FOCUS – identify the 10 x business opportunities and go after them in a BIG way. To do this, we will have to let go of the other revenue opportunities that are still excellent businesses however pursuing them can distract from dedicated focus on the truly 10x opportunities. This will require some hard choices and a strong dose of risk taking backed by conviction, and we are well on our way on that path.

What do you think about the next period of time, keeping in mind the pandemic and the new business climate? How will your industry be affected?

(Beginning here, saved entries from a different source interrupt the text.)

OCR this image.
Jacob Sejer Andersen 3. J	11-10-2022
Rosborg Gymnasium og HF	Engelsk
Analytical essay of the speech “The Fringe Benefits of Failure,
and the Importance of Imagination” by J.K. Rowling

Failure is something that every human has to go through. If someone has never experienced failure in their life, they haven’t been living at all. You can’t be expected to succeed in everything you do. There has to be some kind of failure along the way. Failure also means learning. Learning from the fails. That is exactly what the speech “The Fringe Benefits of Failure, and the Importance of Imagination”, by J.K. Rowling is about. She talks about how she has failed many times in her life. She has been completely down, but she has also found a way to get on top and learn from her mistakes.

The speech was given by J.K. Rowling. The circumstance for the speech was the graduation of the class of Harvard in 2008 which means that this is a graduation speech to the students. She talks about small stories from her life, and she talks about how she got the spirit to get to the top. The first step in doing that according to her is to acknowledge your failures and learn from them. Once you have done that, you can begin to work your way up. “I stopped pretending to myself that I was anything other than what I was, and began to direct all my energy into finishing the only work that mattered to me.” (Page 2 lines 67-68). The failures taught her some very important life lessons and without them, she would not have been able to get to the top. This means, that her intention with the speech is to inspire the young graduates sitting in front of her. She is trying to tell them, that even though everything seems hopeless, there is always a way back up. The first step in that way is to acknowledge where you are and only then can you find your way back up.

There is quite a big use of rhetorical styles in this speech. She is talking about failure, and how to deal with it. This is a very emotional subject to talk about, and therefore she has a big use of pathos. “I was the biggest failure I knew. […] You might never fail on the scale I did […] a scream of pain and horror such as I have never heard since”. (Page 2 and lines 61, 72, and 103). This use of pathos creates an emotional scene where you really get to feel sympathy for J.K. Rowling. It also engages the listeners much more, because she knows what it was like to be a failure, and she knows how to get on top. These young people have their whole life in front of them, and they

While the last year has been painful for us all, there are quite a few promising silver linings that I am excited about as I look at H2’2021 and beyond. First, we have seen a huge acceleration in adoption of Technology (e.g., adoption of Cloud, remote collaboration tools such as Zoom) which will continue post Covid – this bodes well for technology and technology enabled businesses. Secondly, wider acceptance of remote/distributed teams means businesses now tap into a global talent pool, and even more importantly people now have flexibility to access a much wider set of opportunities without being limited by geographic location.

Please name a few technologies which have the greatest impact on your business.

We are seeing an explosion of data across structured and unstructured text, video, image, and audio data. To harness and capture the opportunities presented by this explosion of data, Machine Learning and advanced analytics technologies that have so far been prevalent mostly in academia/research domains are quickly seeing mainstream adoption. This presents a compelling opportunity for organizations that have built strong capabilities in these technologies.

The rapid adoption of “as-a-Service”, “pay-per-use” business models not only on the technology side (e.g Cloud, SaaS) but also on the business side (e.g. on-demand access to skills via Upwork) is allowing a level of agility in the business that we couldn’t even imaging before. Businesses that adopt these new trends will position themselves for success, and those that don’t will find it hard to thrive.

What books do you have on your nightstand?

  • Principles by Ray Dalio, a rare collection of actionable principles that can be applied to work and life to achieve spectacular results.
  • The Magic by Rhonda Byrne, how we all have the power to construct our own realities by first architecting it in our minds.

Because of the current economic climate our publication has started a series of discussions with professional individuals meant to engage our readers with relevant companies and their representatives in order to discuss their involvement, what challenges they have had in the past and what they are looking forward to in the future. This sequence aims to present a series of experiences, recent developments, changes and downsides in terms of their business areas, as well as their goals, values, career history, the high-impact success outcomes and achievements.